A Liberty University-produced film called “The Trump Prophecy,” claims that Donald Trump’s election in 2016 can be attributed to divine intervention, and that Trump is the King Cyrus of our times.
Cyrus the Great was the king of Persia in the second half of the sixth century BCE. He conquered the Babylon and established a huge empire. He allowed the Israelites, who had been exiled there some 50 years earlier, to return to their native land, to govern themselves and to rebuild the Temple in Jerusalem. For this, the book of Isaiah declares that Cyrus was “messiah”, anointed by God to deliver the Israelites.
For the creators of “The Trump Prophecy,” the comparison with Cyrus has obvious appeal. It emphasizes the global power of the U.S. presidency. It implicitly condemns the previous administration: the exile from God that Trump is now reversing. And it makes Trump out to be the savior of God’s people, permitting them to live and worship as they please.
Although he may be beloved of the Christian right, Trump is no man of God. He is, like Cyrus, a pagan and a “tool of God”. This is often admitted by Trump’s “court evangelicals”. But to evangelicals Trump’s election was God’s plan.
But why would Cyrus do it in the first place? Here is where the equation with Trump becomes most interesting, and potentially revealing. The restoration of peoples to their lands, and the permission for them to self-govern (with Persian imperial oversight), was a broad policy under Cyrus. It was not just the Israelites he treated this way. It is easier to supervise a relatively self-governing group than it is to enforce Persian laws in a foreign and resistant land — but also, and perhaps predominantly, the policy was a propaganda coup. By appropriating local religious beliefs, he cemented his imperial domination and curried favor with the conquered peoples.

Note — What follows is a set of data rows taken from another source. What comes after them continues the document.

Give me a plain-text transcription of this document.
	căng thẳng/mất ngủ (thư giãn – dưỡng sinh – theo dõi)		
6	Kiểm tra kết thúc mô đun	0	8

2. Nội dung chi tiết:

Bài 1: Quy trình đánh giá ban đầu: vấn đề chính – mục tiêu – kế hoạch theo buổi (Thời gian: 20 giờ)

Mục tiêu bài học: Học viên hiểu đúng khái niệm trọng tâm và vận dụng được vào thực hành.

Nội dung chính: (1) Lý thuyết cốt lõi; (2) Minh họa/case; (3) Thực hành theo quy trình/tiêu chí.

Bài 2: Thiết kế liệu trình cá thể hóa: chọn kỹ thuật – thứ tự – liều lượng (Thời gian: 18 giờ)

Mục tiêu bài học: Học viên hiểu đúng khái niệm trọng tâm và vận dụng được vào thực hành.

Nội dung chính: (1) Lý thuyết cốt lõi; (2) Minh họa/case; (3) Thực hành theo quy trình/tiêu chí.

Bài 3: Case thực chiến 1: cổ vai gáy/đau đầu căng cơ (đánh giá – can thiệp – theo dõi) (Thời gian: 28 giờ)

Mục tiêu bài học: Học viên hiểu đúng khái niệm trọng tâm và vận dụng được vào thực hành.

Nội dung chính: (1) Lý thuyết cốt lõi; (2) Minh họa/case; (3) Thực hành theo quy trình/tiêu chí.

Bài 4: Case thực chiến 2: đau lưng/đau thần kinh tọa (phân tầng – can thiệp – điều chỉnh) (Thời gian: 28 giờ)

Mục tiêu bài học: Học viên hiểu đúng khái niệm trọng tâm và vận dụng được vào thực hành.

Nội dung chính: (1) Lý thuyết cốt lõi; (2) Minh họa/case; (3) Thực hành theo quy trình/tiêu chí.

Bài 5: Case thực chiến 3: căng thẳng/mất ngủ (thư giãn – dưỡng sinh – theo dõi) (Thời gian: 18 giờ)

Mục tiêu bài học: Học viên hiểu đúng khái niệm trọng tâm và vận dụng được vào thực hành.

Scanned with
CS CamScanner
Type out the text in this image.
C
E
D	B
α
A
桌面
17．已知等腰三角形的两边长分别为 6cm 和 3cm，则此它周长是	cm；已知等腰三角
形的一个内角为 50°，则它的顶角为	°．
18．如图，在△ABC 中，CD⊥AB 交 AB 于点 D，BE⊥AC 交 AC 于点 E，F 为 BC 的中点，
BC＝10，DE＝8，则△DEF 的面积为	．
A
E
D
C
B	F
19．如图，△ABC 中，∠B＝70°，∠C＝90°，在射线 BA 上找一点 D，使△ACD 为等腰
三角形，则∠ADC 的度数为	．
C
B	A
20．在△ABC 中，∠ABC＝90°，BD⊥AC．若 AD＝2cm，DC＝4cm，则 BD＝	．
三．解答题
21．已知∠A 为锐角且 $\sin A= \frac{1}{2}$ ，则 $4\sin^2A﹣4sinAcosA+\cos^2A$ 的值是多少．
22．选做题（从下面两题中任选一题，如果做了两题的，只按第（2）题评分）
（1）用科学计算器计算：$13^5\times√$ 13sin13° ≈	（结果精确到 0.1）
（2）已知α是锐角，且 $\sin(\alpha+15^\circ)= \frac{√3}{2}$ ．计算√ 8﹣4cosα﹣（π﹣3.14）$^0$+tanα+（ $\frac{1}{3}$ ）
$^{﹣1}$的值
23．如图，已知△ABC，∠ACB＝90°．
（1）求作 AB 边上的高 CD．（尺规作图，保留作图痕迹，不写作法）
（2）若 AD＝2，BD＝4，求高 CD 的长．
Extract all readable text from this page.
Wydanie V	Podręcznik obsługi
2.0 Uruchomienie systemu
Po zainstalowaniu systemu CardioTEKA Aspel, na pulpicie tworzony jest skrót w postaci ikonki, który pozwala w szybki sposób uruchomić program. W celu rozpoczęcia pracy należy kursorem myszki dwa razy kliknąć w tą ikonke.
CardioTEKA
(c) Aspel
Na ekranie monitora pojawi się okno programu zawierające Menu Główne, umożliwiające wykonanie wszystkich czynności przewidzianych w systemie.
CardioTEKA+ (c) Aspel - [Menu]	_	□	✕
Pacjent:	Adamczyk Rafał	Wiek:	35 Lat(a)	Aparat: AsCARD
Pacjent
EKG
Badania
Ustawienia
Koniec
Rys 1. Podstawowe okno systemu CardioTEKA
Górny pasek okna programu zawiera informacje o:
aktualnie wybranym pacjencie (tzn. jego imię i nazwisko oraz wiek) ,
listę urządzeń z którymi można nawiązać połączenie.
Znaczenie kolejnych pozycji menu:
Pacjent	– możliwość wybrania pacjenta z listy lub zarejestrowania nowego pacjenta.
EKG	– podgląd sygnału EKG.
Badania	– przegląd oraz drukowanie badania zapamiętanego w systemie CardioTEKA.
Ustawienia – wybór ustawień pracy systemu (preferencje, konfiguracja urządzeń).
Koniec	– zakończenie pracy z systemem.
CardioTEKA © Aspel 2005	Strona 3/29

This is what happened in Israel as well. The declaration in Isaiah that Cyrus is God’s anointed ruler is not Israelite prophecy; it is Persian propaganda. The biblical writers bought what Cyrus was selling, and elevated him to the level of a David or Solomon. The parallel with Trump and his evangelical prophets is close. Trump too has effectively spoken the language of the religious right, promising them a return to their cherished customs and beliefs. (They’ll be able to say “Merry Christmas” again!)
Like Cyrus, Trump doesn’t care about the actual religious beliefs he is supporting. What he wants is free rein to do as he likes — with the support of those whose local authority he is propping up. He has offered influence, but not real power itself. And they have bought what he is selling. He is quite literally, to be a messiah figure.
It may all seem utterly ridiculous, of course, but there is an important historical lesson here. For though Cyrus restored Israel to self-governance, there would never be another Israelite king. The ceding of power to Cyrus marked the end of Israel’s native form of government. Proclaiming Trump to be a modern-day Cyrus is, implicitly and perhaps even unconsciously, to suggest that our own native form of government may have come to its untimely end. (Joel Baden, professor of Hebrew Bible, Yale Divinity School, published on Religion News Service : https://religionnews.com/2018/10/04/the-trump-prophecy-includes-troubling-parallels-for-american-democracy/).
The support of evangelicals for a man who is a self-adoring huckster and whose every third word is a lie, a man who despises the poor, women and minorities – all this disqualifies them as a Christian sect. They are a political sect, manipulated constantly and expertly. Even evangelicals overseas do not regard them as christians.